Des mois et des mois passèrent et Mr Serykpa L. constatait que les choses changeaient. La qualité des soins qu’il recevait diminuait au fil du temps. Il y avait au moins trois ruptures en un ou plusieurs médicaments ARV par trimestre. Le bilan de suivi biologique n’était plus régulièrement fait parce que deux des trois appareils prévus à cet effet étaient tombés en panne par manque d’entretien. La maintenance de ces machines ne pouvait être faite pour cause d’insuffisance de budget. Les conseillères communautaires, non seulement ne venaient plus lui rendre visite, mais n’étaient plus disponibles à le recevoir au Centre de Santé parce qu’elles avaient été mis en chômage technique depuis deux mois environ. Mr Serykpa L. ne bénéficiait plus de moustiquaire imprégnés ni de kits alimentaires car il y avait un déficit de moyens donc la distribution de ces fournitures, était arrêtée. Ses enfants eux n’ont plus, ne recevaient plus de kits scolaires à l’école du fait de leurs statuts d’OEV par manque de fonds. L’état de santé de Mr Serykpa commençait à se dégrader sérieusement. Le personnel du Centre de Santé Soleil, qui avait été habitué aux visites de supervision régulières des agents de l’association « M’MIRIA HIVCAREGIVER », ont commencé à tomber dans la démotivation. Pour cela, ils accordaient moins de temps aux malades du sida, ils les traitaient maintenant comme tous les autres malades. Il n’y avait plus de faveurs spéciales pour eux. Curieusement, Mr Serykpa L. constata que Nasaguéhi S, un ami qu’il rencontrait souvent à la réunion d’auto soutien et qui se faisait suivre au Centre Antituberculeux de la même ville pour le sida, continuait de bénéficier des avantages que lui n’avait plus. Sa famille et lui ressentirent une grande frustration face à l’inégalité dans l’accès aux soins pour les mêmes catégories de malades dans la même ville.
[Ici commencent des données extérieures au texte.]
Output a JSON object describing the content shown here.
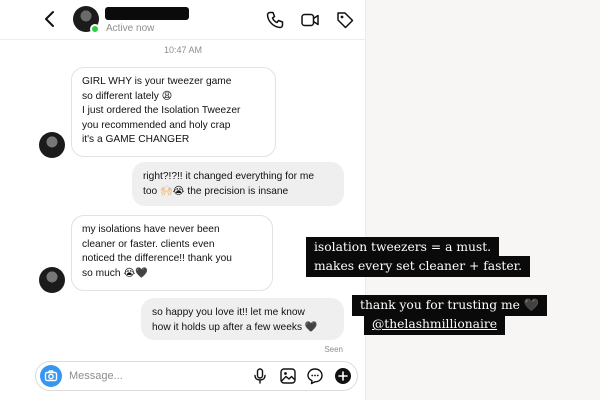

Qu’est ce qui explique cette différence dans le traitement des malades ?
« L’AFH » qui apportait son appui au Centre de Santé Soleil pour la prise en charge des malades du sida, avait malheureusement arrêté son financement parce que le projet avait pris fin. Celui qui soutenait le Centre Antituberculeux le « AIDS FUND » continuait son financement en bonne et due forme. C’est ce qui explique que les soins apportés aux malades du sida du Centre de Santé Soleil avaient perdu leurs qualités d’équité, de globalité, de continuité et d’intégration.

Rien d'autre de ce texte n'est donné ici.